OK, so I was a little kid in 1969 but the world was alive with possibilities that summer…….the first Lunar Walk, Woodstock, hey – even The Beatles were still together! All of these positive events happening as the Vietnam War raged on without Twitter and without Facebook.
I remember that summer night of July 20, 1969. I could barely keep my eyes open as the world waited for Neil Armstrong to take his first steps on something unearthly. I nodded out with explicit instructions to my Mom that she had better wake me up in time. You see, I not only wanted to be a TV newscaster but I also wanted to be an astronaut. These men were heroes; they were venturing where no human had ever been before – a true journey into the unknown in every sense of the word. No one knew if they would even return to tell their tale, especially after losing the crew of Apollo 1 two years earlier while it was still earthbound.
Yet, by taking “One small step for man – one giant leap for mankind,” Neil Armstrong united the world with a reassuring utterance. We seemed to be joined in that one global moment by a fuzzy black and white image generated from a camera 384,403 km away (238,856 miles).

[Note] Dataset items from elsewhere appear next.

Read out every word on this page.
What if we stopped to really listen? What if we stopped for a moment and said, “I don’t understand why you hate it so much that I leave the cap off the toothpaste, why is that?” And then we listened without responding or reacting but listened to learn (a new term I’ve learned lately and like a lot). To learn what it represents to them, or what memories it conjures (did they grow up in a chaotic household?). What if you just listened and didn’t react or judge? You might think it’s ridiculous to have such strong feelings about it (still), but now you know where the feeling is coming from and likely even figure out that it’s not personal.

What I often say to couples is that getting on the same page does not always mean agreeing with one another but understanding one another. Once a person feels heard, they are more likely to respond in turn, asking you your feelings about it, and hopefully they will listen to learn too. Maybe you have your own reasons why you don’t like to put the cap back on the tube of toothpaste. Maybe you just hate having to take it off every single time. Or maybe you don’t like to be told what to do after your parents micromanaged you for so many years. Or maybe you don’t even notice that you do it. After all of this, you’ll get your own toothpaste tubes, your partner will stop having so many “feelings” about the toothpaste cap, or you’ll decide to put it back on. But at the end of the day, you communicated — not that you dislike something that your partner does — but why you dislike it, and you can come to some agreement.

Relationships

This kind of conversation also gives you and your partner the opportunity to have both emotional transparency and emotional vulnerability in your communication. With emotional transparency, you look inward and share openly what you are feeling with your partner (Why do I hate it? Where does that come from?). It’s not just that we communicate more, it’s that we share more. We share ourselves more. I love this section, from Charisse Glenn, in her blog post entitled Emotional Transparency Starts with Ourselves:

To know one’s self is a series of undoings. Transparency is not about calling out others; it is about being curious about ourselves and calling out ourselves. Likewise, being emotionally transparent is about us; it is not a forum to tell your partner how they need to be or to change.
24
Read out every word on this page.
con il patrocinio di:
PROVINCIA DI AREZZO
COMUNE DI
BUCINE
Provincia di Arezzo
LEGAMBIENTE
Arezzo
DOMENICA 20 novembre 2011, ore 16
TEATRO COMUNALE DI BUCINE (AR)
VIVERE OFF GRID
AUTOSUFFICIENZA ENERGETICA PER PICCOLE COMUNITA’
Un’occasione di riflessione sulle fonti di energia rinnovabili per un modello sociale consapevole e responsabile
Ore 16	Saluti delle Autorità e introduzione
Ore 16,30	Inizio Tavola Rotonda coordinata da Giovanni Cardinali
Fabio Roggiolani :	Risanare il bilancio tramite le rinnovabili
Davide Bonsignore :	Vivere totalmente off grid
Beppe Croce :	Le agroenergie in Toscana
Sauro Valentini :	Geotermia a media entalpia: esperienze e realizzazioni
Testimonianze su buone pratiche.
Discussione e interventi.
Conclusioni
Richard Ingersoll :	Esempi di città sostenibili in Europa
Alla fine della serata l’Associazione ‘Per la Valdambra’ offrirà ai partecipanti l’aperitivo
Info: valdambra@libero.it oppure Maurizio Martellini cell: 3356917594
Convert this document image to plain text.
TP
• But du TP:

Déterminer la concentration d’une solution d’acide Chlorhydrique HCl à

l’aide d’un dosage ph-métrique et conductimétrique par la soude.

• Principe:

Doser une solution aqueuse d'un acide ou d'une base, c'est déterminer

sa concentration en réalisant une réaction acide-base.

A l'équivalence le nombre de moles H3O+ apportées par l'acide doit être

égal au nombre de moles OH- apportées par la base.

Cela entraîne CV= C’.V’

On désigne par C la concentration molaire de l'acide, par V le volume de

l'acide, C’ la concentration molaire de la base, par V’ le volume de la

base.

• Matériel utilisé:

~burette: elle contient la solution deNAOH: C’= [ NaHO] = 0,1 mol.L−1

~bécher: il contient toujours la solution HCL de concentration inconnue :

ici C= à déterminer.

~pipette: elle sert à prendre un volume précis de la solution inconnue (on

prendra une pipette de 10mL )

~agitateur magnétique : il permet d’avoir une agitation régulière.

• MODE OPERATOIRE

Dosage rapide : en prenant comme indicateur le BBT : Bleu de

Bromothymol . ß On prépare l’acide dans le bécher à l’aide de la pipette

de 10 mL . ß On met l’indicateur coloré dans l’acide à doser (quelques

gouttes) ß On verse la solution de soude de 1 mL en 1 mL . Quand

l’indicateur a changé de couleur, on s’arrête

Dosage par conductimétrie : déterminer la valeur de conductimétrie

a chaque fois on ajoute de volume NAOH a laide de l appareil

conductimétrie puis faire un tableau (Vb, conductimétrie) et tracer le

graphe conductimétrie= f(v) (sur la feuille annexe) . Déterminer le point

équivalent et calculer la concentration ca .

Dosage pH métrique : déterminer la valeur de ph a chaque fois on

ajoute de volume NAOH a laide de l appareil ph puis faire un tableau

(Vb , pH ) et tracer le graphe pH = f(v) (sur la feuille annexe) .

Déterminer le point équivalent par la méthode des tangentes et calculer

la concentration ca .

Putting a man on the moon was a technological marvel and it was during that scientific renaissance that the Internet was born. Yet something has happened along the way. In this reporter’s opinion the Internet has further divided the globe and created a global dissonance of misinformation and misguided relationships. It has created a global cacophony of pessimism rather than a humanity of optimism. We will never feel the hope of the summer of ’69 again unless we, the collective we, can believe in something outside of ourselves, unless we can have a goal of a future full of possibilities despite the global strife, despite the economic woes, despite the divisiveness of religious and ethnic clashes which separate us.
NASA’s Space Shuttle program is scheduled to end next year and in this economic climate no one is sure what will happen to the space program when that occurs. Yet, NASA should be funded to the fullest because in NASA lies the hopes of a better tomorrow, the dream that we can shoot for the stars and maybe even reach Mars….or find a ripple in the space-time continuum. Society needs something hopeful to strive for and the answer is out there in the universe.